We just recently had a great time kicking apart a friendly soul who came by to tell us that we must all be unhealthy because there were no fat cavemen. And it’s not the first time we’ve taken down pseudo-Darwinian bullshit on the blog (evo psych being a particular bane, not because we see it more but because we hate it the mostest). But this article really helped crystallize for me what bugs me so much about the paleolithic model of healthy behavior: It’s actually opposed to human development. It relies on the idea that the species reached a state of perfect adaptation some millenia ago, and that any change from that state is a fall from grace. First of all, this is way too teleological to be scientific — the idea that there is no culmination of development, just a state of constant adaptation, is kind of fundamental to the theory of evolution. Second, and relatedly, this miscalculation assumes that we’ve fucked up somehow by availing ourselves of things like agriculture and leisure time. But when your environment changes and your species changes with it? That’s actually what evolution is.

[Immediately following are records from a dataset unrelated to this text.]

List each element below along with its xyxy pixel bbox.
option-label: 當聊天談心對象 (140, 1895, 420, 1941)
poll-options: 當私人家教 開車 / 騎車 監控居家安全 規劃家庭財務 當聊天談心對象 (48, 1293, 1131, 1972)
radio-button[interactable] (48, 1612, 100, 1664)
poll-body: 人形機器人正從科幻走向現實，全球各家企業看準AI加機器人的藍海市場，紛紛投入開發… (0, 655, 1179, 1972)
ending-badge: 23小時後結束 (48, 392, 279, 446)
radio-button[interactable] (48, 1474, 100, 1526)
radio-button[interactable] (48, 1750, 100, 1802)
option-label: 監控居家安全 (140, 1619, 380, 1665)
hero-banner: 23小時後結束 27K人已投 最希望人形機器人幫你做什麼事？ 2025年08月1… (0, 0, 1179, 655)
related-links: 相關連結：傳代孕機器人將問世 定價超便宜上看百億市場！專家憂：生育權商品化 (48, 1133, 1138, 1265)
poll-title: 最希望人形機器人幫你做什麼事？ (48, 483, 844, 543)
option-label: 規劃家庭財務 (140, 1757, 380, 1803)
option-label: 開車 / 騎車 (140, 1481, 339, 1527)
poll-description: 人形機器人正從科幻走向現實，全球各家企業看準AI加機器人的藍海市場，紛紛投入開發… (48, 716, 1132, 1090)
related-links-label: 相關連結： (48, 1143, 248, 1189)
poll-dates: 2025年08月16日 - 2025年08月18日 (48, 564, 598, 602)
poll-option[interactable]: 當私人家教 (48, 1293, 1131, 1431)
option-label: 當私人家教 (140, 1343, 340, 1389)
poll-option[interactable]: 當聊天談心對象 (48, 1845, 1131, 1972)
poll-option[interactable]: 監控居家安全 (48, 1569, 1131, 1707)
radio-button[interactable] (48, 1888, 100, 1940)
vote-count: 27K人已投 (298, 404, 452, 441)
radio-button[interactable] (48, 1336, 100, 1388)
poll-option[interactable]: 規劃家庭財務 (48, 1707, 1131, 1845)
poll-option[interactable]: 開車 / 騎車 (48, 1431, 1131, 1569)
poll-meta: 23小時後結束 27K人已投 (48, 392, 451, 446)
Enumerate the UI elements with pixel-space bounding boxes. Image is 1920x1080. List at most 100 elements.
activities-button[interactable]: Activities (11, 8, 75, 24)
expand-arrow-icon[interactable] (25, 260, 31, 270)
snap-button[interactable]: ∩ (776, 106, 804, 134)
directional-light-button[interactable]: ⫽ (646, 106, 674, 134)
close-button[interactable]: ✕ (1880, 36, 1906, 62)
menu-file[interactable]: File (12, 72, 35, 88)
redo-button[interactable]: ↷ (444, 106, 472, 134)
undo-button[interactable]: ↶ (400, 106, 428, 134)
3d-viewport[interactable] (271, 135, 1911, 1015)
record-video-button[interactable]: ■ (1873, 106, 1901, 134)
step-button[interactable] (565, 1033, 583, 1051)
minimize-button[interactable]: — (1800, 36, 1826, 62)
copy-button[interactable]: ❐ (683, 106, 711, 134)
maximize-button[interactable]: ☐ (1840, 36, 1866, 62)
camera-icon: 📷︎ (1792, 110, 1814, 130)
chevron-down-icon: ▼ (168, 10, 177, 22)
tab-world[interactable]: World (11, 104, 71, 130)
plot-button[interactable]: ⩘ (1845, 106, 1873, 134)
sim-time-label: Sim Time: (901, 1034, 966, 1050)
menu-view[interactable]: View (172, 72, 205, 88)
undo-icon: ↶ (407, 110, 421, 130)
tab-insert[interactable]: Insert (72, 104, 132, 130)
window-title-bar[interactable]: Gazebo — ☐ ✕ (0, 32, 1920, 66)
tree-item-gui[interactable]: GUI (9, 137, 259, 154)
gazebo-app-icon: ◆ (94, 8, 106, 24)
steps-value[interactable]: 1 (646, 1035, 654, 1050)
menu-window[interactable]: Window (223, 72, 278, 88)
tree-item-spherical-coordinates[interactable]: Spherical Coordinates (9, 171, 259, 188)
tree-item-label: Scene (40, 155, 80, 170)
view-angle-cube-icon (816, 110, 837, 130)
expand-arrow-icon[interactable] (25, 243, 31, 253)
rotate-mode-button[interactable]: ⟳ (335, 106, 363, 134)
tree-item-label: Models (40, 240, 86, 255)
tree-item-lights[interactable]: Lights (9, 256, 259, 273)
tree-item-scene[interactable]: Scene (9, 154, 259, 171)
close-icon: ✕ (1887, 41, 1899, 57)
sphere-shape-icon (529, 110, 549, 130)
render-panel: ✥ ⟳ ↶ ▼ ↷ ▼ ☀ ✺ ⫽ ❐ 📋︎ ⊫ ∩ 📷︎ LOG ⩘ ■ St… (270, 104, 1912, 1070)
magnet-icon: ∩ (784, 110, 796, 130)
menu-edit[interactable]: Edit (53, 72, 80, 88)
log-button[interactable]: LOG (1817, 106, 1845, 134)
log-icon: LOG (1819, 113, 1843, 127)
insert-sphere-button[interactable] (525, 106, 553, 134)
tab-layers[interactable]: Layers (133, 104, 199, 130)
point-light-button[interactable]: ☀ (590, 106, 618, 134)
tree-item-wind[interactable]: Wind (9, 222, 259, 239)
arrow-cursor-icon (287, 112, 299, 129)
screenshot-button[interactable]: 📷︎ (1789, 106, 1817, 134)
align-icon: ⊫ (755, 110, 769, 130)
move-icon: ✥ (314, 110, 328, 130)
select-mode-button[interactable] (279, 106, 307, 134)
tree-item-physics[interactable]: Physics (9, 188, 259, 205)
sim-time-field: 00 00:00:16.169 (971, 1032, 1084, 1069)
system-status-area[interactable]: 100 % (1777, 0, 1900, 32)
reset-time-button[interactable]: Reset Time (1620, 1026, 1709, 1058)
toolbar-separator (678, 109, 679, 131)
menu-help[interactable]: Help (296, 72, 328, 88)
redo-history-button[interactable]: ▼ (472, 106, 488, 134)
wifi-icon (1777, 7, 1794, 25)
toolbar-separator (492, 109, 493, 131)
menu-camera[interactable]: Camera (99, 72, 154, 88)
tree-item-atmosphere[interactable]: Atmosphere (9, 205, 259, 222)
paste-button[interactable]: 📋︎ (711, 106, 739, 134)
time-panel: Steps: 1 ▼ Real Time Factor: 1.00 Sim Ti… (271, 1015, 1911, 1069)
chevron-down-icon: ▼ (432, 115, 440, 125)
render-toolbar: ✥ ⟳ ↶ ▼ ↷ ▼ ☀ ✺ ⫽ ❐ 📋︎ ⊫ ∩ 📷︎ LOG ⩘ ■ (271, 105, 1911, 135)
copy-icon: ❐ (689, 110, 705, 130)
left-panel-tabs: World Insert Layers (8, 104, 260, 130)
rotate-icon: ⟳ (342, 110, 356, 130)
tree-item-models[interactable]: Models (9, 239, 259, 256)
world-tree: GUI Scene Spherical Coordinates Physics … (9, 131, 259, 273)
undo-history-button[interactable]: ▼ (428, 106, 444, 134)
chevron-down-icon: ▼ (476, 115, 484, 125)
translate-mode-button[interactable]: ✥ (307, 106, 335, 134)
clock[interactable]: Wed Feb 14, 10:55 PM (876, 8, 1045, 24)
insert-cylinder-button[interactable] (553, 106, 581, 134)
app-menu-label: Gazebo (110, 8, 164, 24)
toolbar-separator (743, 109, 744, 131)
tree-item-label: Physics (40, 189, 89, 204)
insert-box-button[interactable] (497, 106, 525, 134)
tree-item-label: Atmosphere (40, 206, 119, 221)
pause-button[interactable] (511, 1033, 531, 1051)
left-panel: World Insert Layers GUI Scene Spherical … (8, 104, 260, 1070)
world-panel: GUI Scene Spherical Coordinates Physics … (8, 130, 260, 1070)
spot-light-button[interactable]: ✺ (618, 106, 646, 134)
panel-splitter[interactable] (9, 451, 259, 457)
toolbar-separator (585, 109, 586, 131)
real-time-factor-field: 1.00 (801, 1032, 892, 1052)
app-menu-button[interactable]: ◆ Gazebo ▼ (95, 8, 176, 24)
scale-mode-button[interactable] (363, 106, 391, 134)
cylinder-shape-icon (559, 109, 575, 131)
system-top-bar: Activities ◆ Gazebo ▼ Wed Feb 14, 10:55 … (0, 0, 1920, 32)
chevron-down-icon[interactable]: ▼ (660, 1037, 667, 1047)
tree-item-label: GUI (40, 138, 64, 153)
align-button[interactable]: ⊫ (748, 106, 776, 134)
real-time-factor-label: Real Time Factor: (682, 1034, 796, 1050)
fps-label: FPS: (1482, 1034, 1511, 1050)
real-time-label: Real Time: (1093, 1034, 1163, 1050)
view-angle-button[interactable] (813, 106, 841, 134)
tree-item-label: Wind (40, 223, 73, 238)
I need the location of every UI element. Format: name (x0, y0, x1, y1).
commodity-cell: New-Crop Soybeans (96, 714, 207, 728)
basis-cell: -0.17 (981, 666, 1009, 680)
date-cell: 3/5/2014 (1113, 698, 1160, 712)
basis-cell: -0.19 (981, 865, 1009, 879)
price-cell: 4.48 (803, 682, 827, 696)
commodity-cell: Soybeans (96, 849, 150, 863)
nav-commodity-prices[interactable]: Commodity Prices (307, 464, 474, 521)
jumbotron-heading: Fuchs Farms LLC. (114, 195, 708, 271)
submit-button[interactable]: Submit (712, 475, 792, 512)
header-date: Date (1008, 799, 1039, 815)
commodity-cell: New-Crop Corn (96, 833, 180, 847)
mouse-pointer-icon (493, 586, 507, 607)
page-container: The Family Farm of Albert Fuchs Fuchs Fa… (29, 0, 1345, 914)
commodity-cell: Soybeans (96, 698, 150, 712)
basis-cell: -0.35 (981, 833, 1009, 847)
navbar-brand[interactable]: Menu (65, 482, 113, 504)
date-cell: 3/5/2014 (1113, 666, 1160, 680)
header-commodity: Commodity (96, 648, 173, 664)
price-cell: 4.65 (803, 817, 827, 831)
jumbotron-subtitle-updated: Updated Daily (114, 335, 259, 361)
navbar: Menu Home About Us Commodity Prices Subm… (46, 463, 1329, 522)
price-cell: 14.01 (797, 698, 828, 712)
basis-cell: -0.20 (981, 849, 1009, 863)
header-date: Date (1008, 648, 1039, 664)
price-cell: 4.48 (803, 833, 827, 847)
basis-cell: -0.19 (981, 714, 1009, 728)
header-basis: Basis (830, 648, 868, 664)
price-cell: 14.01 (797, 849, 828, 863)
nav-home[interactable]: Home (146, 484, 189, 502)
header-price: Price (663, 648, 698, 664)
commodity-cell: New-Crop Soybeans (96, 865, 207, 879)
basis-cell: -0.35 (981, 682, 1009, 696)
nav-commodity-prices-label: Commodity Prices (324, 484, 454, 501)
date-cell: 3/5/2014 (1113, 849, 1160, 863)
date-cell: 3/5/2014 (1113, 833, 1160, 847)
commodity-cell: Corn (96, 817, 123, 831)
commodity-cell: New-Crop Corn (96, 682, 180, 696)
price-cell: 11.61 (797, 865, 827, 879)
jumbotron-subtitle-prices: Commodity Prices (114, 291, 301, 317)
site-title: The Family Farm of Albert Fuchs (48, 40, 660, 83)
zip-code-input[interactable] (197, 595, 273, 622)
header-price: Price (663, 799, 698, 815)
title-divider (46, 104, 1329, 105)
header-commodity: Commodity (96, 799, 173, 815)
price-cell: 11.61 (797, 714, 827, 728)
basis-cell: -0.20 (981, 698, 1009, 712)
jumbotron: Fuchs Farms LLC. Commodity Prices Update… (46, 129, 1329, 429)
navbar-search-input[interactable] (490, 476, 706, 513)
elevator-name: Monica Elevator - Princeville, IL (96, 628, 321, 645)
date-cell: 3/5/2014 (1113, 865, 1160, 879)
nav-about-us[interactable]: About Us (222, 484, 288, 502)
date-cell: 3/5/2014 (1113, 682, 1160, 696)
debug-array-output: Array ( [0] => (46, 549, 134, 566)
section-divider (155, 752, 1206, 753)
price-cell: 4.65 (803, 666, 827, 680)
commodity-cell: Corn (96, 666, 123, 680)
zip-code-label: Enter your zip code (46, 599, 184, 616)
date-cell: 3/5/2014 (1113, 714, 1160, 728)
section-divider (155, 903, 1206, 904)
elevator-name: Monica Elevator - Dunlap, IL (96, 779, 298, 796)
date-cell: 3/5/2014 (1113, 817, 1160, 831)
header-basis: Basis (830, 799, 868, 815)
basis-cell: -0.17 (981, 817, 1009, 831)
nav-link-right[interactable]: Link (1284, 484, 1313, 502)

This, of course, leaves open the possibility that we might be evolving to be a bit fat. Being in the “overweight” category is clearly adaptive, and our current environment privileges many things over the ability to outrun a ground sloth. Some fat people have parsimonious metabolisms or gut flora that can suck every bit of energy out of everything we eat — these are handy qualifications in lean times, not strictly necessary for many of us reading this but an excellent raft to buoy fat genes through history. It’s not impossible that the future of the human race looks less like Camilla Belle and more like… um, the past of the human race. (Don’t tell me a gorilla ain’t fat.)
Unsurprisingly, some people find this terrifying — which I think is partly to blame for this nostalgia for an illusory time when life was an exercise program and you couldn’t help but be thin (at least if you didn’t want to be sloth kibble). But evolution doesn’t really give a shit whether you think it’s pretty. And it certainly doesn’t give a shit if you think it was perfect 50,000 years ago and should have quit while it was ahead — evolution, by definition, does not work that way. It’s foolish to try to anticipate it or evaluate it except in retrospect (I certainly have no idea whether fatness will be the new thumbs, my point is just that it’s not impossible). And it’s dumb as balls to ask it to put the brakes on. Bemoaning modern foodstuffs, eating the “caveman diet” (mostly meat and berries, because grain sprang into existence with agriculture apparently), and waving your flint-knapped knives at bloggers because “there were no fat cavemen” is not only pointless, it’s retrogressive. Might as well fling poo at Rembrandt because he didn’t paint cows on a wall.
Folks, it’s all right to be modern. Some of us would be less fat without modern inventions like refined sugar, free-trade economies, automobiles, and diets. Some wouldn’t. But either way, we coexist with these inventions — that’s the environment we have and the one we adapt to. It’s fruitless to imagine yourself as a paleolithic creature in a hostile modern world — we’re not fucking Vogons, our species didn’t stop adapting as soon as it came into being. Imagine if some australopithecine had gotten all misty about the days when everyone lived in the trees and nobody tried to walk on two legs, which is clearly terrible for your knees and not what we apes are adapted for. Foolish monkey! An unpredictable future in response to a changing present is basically the point of evolution. We should embrace it — not pretend that it halted at some point in the hazy past.